Граф вольготно расположился на маленьком диванчике и принялся насвистывать легкомысленный мотив. Такого он не вытворял даже тогда, когда семнадцать пиратских кораблей Ниспа в шторм сбились с курса и вместо того, чтобы патрулировать прибрежные воды Тиронги с грабительскими намерениями, оказались в море Мыдрамыль, не заплатив положенную пошлину за пользование водами пролива Ака-Боа. В прибрежных поселках Амарифа с нежностью вспоминали тот сказочный день, когда буквально каждая волна выносила на песок груду разнообразного ценного имущества.
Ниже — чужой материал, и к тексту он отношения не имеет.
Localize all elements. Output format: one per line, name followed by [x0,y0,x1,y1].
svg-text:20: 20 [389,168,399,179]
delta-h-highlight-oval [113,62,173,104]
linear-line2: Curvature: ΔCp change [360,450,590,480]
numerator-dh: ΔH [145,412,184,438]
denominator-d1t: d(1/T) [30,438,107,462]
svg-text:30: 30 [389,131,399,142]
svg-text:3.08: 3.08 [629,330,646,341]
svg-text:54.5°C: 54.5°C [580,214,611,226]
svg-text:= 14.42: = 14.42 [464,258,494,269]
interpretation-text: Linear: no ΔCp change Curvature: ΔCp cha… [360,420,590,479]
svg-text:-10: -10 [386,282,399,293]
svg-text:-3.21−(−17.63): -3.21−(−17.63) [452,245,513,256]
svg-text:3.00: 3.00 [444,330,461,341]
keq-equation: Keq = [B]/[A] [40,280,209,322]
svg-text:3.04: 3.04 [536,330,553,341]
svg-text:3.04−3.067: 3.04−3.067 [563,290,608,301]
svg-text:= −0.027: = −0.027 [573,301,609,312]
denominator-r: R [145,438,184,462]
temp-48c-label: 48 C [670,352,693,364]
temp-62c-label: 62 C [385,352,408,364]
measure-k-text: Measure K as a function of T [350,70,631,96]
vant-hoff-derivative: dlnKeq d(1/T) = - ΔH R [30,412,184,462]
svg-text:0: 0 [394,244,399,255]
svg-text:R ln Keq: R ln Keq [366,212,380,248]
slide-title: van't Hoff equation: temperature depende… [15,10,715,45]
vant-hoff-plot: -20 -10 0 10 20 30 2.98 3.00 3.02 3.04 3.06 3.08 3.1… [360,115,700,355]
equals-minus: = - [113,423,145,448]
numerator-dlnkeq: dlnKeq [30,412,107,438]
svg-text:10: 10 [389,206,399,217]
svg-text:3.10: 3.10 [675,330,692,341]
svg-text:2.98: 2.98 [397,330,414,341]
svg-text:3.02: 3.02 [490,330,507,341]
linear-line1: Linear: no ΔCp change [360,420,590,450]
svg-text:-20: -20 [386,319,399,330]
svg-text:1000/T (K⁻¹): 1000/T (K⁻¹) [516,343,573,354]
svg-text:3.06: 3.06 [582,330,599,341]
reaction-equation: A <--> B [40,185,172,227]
— А где генерал? — Маркиз удалился за ширму и оттуда продолжал расспросы, которые полагал совершенно логичными — кому как не начальнику Тайной Службы Тиронги знать, кто и чем занят в данную минуту.
— Судя по всему, уже занял столик в харчевне. И ждет нас с Такангором. Пока он не может расспросить Такангора о его секретах, надеется выспросить, выпросить или украсть интересный рецепт.
— Тогда я за него спокоен. А где же наш король?
— Везде, — улыбнулся граф да Унара. — Сказал, что вырвался на волю и хочет вдохнуть полной грудью. Тем и занят: бегает и дышит. Последний раз его видели вбегающим на кухню, он хотел встретиться с Гвалтезием и всесторонне обсудить с ним какой-то волшебный сливочно-лимонный мусс. Просил принести ему, цитирую, одну-две булочки, можно три, но не больше пяти, хотя он считает двенадцать милым, круглым, симпатичным числом, на котором всегда приятно остановиться. И хотя мне несколько неудобно перед нашими гостеприимными хозяевами — все же нас пригласили сюда по делу, но я понимаю его величество как никто другой. Ну что, побежали?
Если бы эти слова достигли вдруг Булли-Толли и стали достоянием гласности, они произвели бы потрясение не меньшее, чем триумфальный визит Кальфона Свирепого. Но в Кассарии все становились другими, и уже не скрывали этого. В каком-то смысле, они попадали в детство, которого у них не было. И свет этого неподдельного детского счастья, перемешиваясь с золотым светом сентябрьского солнца, лежал сейчас на лицах суровых вельмож.